COMMENTS DUE TO HCFA BY AUGUST 31, 1999
Comments (an original and three copies) should be sent to the Health Care Financing Administration, Department of Health and Human Services, Attention: HCFA - 3018 - IFC - P. O. Box 7517, Baltimore, MD 21207-0517.
Information is available from Rachel Weinstein, R.N., HCFA - 410-786-6775.
SUGGESTED COMMENTS TO HCFA
1. Restraints and seclusion should only be authorized by physicians. Pending national legislation (S. 736, S. 750, and H.R. 1313) would require this.
2. Physicians should reauthorize restraints and seclusion on the hour, after a face-to-face examination.
3. Seclusion and restraint should not be used simultaneously.
4. Patients should be checked for physical health status and comfort every 15 minutes.
5. Hospitals should be required to have debriefing of both staff and patients following each incident of restraint and seclusion, and cited in the medical record.

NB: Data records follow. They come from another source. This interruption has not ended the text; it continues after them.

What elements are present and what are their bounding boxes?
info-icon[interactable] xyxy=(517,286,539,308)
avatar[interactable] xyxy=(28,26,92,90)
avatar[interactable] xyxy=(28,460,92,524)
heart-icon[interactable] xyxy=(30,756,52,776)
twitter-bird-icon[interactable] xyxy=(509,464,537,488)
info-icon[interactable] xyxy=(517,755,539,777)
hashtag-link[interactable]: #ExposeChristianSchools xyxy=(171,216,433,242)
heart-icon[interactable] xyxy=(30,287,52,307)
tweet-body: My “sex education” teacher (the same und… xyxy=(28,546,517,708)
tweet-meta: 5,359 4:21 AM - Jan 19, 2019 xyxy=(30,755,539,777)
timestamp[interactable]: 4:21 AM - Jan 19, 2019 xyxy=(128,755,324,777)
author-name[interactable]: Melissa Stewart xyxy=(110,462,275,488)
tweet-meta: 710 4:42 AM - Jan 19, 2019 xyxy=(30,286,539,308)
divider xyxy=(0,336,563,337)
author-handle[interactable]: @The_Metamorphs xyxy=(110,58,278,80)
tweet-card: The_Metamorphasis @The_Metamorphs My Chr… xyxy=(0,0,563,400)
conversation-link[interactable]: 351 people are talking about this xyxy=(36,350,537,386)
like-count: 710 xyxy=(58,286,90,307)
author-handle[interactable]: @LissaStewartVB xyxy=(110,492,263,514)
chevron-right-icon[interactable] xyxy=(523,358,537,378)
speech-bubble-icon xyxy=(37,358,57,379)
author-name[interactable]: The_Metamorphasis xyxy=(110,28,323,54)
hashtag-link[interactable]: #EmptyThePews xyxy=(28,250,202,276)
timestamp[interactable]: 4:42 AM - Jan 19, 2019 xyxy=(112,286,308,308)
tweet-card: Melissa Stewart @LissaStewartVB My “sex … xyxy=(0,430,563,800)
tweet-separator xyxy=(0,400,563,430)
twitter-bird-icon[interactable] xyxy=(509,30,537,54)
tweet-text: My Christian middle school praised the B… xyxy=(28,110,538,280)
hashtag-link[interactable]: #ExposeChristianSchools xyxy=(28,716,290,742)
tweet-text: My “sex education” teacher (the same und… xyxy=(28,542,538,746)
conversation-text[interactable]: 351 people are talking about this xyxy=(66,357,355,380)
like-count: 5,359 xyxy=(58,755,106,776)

6. HCFA should be encouraged to designate, in every state, a state-based entity which can actually investigate deaths and serious injuries related to restraints. Pending national legislation (S. 736, S. 750, and H.R. 1313) would require this.
7. Compliment HCFA for taking action in Medicare and Medicaid hospitals, reinforce the core of the regulation that restraints may only be used for emergency safety situations, and encourage HCFA to apply these standards to all other Medicaid funded facilities, particularly residential treatment centers for children.